Bruni's Adour Review Reveals Essential Truth about Alain Ducasse
I haven't yet been to the new Ducasse restaurant Adour, but I still found Frank Bruni's review today in the New York Times to be insightful in the following way: he says that the best dishes at Adour are about a single ingredient both amplified and stripped down to its essence. "It (a raspberry dessert called a "composition")encapsulates what I remember most fondly about most of my favorite dishes here: the way one flavor, one ingredient or just a few rang clear and true. Take that velouté, which has a creamy texture but tastes entirely of cauliflower, cut with some lemon, the acidity of which insures against any, well, dullness.Or take a sweetbreads appetizer. There’s an amusingly sculptured egg — it’s a dead ringer for a head of garlic — with the organ meat, and there are wild mushrooms and a veal jus afoot. But what anchors and exalts the dish are the sweetbreads themselves, intense and succulent, with that wonderful faint undertone of funk."

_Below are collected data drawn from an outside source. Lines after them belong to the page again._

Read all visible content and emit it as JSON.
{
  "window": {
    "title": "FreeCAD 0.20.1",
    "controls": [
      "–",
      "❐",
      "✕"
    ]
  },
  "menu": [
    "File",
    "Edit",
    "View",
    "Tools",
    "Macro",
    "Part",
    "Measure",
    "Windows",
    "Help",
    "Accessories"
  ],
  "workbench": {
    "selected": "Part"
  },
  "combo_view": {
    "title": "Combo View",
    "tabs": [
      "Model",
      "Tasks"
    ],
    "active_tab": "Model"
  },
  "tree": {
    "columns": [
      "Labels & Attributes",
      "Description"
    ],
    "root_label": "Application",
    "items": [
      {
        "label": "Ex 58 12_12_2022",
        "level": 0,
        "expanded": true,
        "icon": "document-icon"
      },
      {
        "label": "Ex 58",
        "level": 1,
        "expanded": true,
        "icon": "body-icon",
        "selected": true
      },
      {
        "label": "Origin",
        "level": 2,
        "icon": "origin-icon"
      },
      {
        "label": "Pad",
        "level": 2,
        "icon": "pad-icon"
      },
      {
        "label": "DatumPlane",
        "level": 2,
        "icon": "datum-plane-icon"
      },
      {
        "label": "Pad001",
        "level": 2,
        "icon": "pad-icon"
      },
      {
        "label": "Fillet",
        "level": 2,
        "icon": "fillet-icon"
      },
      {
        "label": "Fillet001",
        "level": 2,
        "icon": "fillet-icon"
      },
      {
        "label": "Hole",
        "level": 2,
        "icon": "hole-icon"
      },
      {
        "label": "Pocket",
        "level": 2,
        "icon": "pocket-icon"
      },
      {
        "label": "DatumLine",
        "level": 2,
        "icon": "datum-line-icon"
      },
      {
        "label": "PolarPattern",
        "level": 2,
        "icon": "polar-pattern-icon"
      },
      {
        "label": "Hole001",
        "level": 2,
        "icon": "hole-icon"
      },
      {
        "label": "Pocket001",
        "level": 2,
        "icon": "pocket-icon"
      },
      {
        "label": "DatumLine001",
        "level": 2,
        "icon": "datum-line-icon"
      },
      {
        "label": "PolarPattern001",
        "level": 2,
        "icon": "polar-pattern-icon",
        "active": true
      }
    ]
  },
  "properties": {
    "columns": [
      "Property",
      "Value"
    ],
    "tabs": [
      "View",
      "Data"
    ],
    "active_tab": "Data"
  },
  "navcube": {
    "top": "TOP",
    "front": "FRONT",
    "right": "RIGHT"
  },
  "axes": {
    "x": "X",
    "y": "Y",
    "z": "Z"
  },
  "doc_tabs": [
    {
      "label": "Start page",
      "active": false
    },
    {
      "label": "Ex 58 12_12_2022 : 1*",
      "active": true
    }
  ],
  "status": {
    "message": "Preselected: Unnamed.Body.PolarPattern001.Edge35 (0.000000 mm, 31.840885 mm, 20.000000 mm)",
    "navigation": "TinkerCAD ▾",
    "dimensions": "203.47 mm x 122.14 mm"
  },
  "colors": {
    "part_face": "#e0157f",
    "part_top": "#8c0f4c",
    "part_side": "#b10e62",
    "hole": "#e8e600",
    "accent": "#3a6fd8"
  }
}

Having eaten at other Ducasse restaurants I think that's a brilliant insight.
Taking one ingredient and preparing it in a certain way to bring out its maximum flavor and texture potential is exactly what Ducasse does better than anyone. I can think back to a sea urchin custard I once had at Alain Ducasse in the Essex House. It was creamy, crazy delicious sea urchin to the nth power. So touche, Mr. Bruni.